It was the summer of 2014 when Scott Burton, an ultra marathoner, contacted me about his plan for a unique ultra run to take place in Winnipeg the next year. An ultramarathon is where runners will go for 12-, 15-, 24-hour-long runs, sometimes more.
I have known Scott for a few years, and he appeared in a documentary I did about magic sometime back called Pick a Card Any Card, the Art and History of Magic in Winnipeg.
Manitoba, the province of which Winnipeg is the capital, has a unique position of being known as a Slurpee capital of the world. I don’t know what it is that makes Manitobans love Slurpees so much — we have a short, humid summer and a long, cold winter — but yet, per capita, we consume more Slurpees than anywhere else in the world. Due to that distinction, July 11, which is 7-Eleven’s birthday, Manitoba gets free Slurpees at every 7-Eleven for the day.
Scott told me that for the past few years, he has been doing long runs with a few friends to various 7-Eleven’s in the city and getting their free Slurpees, and he had worked his way up to 20 or more stores. But this year was going to be different; this year he was going all in.

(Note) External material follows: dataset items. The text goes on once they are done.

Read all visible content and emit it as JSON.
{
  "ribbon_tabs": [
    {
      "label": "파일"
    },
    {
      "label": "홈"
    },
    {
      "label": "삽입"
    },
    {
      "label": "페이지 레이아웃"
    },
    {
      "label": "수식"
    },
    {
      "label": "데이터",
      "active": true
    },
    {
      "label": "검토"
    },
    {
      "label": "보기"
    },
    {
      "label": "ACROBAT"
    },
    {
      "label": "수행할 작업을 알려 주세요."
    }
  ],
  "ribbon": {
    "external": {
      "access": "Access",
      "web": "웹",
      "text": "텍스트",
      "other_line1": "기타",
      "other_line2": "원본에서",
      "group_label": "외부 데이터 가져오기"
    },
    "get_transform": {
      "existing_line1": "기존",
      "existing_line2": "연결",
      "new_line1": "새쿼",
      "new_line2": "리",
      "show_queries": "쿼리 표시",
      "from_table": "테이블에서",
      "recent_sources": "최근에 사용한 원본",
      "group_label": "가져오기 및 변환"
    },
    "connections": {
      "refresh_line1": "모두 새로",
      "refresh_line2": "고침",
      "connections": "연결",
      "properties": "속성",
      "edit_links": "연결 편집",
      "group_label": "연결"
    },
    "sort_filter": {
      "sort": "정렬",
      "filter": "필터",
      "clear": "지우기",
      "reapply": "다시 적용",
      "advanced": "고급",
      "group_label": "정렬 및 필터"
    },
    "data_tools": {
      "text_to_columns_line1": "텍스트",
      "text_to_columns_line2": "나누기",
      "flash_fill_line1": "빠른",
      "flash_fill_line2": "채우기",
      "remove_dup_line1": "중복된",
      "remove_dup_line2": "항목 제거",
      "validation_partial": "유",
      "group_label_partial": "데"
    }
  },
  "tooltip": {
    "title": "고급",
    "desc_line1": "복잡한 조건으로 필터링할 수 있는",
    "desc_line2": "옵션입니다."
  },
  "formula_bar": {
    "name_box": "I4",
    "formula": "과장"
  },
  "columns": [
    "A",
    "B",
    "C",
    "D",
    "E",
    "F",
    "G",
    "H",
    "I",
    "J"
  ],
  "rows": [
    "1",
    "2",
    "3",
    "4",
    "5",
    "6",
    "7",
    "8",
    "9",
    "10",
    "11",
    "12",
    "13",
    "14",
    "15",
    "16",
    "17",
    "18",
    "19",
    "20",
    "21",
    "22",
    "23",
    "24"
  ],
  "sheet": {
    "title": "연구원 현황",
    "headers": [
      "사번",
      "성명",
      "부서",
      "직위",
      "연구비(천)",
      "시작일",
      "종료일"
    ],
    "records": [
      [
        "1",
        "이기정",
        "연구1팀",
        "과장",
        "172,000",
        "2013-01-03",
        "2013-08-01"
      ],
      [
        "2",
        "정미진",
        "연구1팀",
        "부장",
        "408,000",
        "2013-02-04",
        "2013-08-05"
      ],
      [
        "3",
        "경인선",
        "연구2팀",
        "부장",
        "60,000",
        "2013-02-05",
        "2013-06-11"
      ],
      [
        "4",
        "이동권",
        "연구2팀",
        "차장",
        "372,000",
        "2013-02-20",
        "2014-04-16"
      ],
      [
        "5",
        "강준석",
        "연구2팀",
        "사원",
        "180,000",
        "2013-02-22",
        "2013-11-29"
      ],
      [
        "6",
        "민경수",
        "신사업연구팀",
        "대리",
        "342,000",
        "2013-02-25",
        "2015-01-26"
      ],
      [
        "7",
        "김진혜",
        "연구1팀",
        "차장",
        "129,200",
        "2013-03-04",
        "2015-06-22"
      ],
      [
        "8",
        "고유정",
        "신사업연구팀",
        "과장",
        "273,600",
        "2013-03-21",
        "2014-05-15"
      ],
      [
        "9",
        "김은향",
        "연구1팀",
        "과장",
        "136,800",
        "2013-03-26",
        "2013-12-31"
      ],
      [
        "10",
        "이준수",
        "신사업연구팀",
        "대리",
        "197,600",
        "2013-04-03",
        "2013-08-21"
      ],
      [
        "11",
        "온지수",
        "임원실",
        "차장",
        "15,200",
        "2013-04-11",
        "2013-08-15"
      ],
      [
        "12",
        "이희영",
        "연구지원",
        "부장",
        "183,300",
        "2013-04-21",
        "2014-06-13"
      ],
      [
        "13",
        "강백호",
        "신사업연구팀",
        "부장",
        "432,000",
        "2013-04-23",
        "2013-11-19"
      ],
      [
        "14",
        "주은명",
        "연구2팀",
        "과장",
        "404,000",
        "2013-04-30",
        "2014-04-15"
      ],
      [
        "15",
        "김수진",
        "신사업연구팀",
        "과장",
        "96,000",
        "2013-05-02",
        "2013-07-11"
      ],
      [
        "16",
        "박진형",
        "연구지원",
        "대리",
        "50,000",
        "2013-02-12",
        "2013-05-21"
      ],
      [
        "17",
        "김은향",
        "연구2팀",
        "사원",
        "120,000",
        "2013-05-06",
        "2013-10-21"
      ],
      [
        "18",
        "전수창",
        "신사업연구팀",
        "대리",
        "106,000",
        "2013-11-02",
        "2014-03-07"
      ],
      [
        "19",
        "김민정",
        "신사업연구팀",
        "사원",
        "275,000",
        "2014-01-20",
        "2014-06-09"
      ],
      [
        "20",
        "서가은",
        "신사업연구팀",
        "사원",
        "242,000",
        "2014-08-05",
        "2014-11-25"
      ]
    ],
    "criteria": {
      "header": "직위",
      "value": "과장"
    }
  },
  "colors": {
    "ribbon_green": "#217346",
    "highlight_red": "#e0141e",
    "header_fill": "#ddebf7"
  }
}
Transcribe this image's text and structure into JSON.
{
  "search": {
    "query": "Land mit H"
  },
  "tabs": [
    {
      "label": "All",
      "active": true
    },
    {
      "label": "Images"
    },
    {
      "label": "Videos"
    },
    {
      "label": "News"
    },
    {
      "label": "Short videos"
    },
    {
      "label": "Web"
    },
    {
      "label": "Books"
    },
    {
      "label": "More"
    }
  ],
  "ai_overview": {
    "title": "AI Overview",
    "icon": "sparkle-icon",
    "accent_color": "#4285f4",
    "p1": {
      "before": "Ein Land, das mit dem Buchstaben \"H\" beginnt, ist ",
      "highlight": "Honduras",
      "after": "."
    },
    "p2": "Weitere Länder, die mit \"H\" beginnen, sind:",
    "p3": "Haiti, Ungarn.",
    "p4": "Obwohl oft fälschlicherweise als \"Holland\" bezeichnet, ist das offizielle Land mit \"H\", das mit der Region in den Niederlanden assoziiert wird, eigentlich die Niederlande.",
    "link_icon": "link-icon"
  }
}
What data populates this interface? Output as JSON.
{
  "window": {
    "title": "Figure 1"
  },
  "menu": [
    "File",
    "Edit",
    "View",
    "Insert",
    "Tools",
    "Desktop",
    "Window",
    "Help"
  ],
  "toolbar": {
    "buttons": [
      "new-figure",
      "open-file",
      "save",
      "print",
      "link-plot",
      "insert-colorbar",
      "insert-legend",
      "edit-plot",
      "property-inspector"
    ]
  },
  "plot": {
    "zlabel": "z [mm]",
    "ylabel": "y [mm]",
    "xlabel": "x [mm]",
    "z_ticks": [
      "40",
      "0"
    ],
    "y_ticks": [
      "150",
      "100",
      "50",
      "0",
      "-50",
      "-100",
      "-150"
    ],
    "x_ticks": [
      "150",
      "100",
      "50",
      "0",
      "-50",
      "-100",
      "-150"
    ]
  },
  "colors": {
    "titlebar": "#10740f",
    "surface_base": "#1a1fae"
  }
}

He was planning to run to all 45 7-Eleven stores in Winnipeg and see how many people would want to join him. He estimated it would take around 24 hours; that’s 24 hours of constant running, stopping only to use the bathroom and get the occasional Slurpee.
I wrote up the treatment and pitched it to Manitoba Telecom Services’ Stories from Home, which is a collection of original, made-in-Manitoba programming available exclusively to MTS TV subscribers. They liked the idea, and we were a go!
An important aspect of this project was working with 7-Eleven on obtaining the necessary permissions to not only shoot in their stores but to have their branding and trademarks all over the project. It was unavoidable; without their permission, this project couldn’t happen. We negotiated for about two months, and we got the go-ahead to shoot and use their trademarks in the project and the title of the film; they received no compensation for its use other than wanting to publicize the documentary on their own media outlets once the exclusivity with MTS was over. Sounds like a fair deal to me!
When the time came, our crew call was 11 p.m., with the runners starting at 12 a.m. Over the course of the next 22 hours, more than 50 runners joined and left the run at various times, with only three, including Scott, running the whole 71.1-mile course. Temperatures reached 40 Celsius (104 Fahrenheit) with the humidex; one runner passed out from dehydration, and many more dropped out early due to the heat. It was a long, grueling day not only for the runners, but also for the production crew and support people following them. At the end of it, we had a lot of footage and a great story to tell. A month after that original run, the runner that passed out, Ray Jones, decided he wanted to finish the course and run the last 12 stores that he missed. So a bunch of the runners plus the documentary crew decided to do it again! It was quite a nice twist to the story that made the documentary a lot more interesting.
We had an EX3 camera, a DSLR camera and a few go pros mounted inside the support crew van and on my bike so I could ride along some of the hard to reach trails the runners were going down. Added to that was footage we got from the runners and their friends themselves that they shot on their phones. Their footage became important because it puts you more into the story about what the runners were experiencing by seeing the things from their perspective.
We followed the runners in a van, sometimes being behind them and sometimes getting ahead of them to get the shots we wanted. They moved fast! There was very little downtown if any. Over the course of the shoot, we had two crew changes of camera operator, sound operator and driver, other than me and my production coordinator who stayed on for the whole duration.
I was the director, producer, writer and co-editor. I even shot a bunch of footage of Slurpees to go in between scenes. I took the transcriptions of the interviews I did with the main runners and created the story from there, and then the other editor, Brandon Pretty, helped me find those good on-the-fly interview clips from the day of the run, which made a huge difference in making the story come more alive.
We were both cutting on Avid; I dumped all of my footage onto a portable hard drive, and Brandon copied it to his system. After I sent him the script, he assembled the rough cut and sent me the bins for me to review. We would use Dropbox to send bins back-and-forth. A few times I shot new footage or had to send bins with music, and we would use Dropbox to exchange that as well. Once the rough cut was approved by MTS, then we went into fine-cut mode; this is a three-act documentary, and we would take turns refining and tweaking those acts and sending bins back and forth as we took turns on each act.
Finally, once the fine cut was approved, I took over and made all of the final little tweaks to lock it. Then it was sent off to a post house for the audio mix and color correction.
As far as collaboration goes, this is a great way to work. I like to have another set of eyes on my material, and having another editor working this way made it really easy.
In the last few years, I have spent more time as a videographer and producer, but there is nothing like the thrill of pulling an all-night, 16-hour edit session to get something just right, to go through and pick everything apart until it’s just the way you want it.